No se trata solo de una muestra de cariño; es una técnica para reducir el estrés, fortalecer vínculos y mejorar nuestra salud física de forma inmediata.
Los beneficios fisiológicos: un gimnasio para el rostro
Un beso apasionado es, en realidad, un ejercicio físico de alta precisión: durante este acto, se activan hasta 34 músculos faciales, lo que contribuye a mantener la firmeza de la piel. Además, el aumento de las pulsaciones mejora la circulación sanguínea, funcionando como un pequeño refuerzo para el sistema cardiovascular.
A nivel hormonal, el cerebro se convierte en una fábrica de bienestar: al besar, liberamos oxitocina (la hormona del vínculo) y activamos el sistema de recompensa, lo que genera una sensación de placer y seguridad.

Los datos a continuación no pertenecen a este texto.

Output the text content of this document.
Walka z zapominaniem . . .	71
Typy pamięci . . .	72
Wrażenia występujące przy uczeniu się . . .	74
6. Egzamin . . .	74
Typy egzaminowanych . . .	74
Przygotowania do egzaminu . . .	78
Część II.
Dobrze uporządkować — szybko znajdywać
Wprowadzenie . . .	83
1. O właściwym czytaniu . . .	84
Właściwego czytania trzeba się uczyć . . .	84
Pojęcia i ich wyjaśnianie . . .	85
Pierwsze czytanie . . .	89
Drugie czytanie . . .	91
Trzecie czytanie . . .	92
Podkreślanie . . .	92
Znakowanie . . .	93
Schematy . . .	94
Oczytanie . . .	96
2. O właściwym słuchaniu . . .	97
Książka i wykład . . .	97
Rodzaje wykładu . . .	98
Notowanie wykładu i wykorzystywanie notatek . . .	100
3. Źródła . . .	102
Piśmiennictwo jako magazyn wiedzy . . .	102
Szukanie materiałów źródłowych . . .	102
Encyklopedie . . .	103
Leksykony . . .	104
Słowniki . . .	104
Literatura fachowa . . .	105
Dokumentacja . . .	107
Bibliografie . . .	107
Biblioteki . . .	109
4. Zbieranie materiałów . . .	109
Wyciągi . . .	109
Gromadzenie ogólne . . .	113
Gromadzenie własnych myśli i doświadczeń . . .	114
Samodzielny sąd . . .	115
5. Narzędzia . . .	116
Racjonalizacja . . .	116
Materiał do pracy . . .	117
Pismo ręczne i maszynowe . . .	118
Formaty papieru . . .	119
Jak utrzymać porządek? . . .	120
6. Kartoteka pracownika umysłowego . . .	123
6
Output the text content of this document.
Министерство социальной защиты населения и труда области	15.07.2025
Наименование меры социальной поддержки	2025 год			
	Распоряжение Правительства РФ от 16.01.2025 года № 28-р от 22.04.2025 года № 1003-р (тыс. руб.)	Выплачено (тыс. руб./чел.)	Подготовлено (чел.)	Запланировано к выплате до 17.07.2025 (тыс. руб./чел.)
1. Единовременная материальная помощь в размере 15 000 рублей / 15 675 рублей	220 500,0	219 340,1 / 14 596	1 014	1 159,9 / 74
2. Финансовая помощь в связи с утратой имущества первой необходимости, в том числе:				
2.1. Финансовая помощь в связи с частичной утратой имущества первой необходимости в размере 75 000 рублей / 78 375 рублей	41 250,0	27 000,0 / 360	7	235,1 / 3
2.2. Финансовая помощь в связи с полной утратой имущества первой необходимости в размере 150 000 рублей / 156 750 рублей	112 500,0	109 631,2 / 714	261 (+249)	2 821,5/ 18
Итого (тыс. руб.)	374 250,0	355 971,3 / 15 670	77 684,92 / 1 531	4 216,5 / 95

Como explica la psicología, este gesto nos hace sentir valorados y refuerza nuestro sentido de pertenencia, procesándose más con las emociones que con la lógica.
Un lenguaje con diferentes «acentos» culturales
Aunque el beso es universal, el protocolo para darlo cambia radicalmente según la geografía; mientras que en España el estándar son dos besos, en naciones como Suiza, Bélgica o los Países Bajos es frecuente dar tres, alternando las mejillas.
En el mundo árabe, el beso en la frente se utiliza como una máxima expresión de respeto y estima.
El origen de la celebración: un récord de resistencia
La elección del 13 de abril no es casualidad, ya que la fecha rinde homenaje al beso más largo de la historia, registrado en Tailandia durante un certamen en el año 2013. Aquella pareja logró mantener sus labios unidos durante más de 58 horas, estableciendo una marca que dio la vuelta al mundo.
Es importante destacar que el Día Internacional del Beso no se limita exclusivamente al plano romántico, sino que rinde homenaje al acto de besar en todas sus formas. Esta efeméride celebra desde el gesto de afecto cotidiano que compartimos con padres, hijos y amigos a través de un beso en la mejilla, hasta el vínculo íntimo de una pareja, reconociendo en ambos casos un lenguaje universal de conexión humana que traspasa fronteras y tipos de relación.
Es una oportunidad para recordar que, en un mundo cada vez más digital, el contacto físico directo sigue siendo la forma más potente de comunicación humana.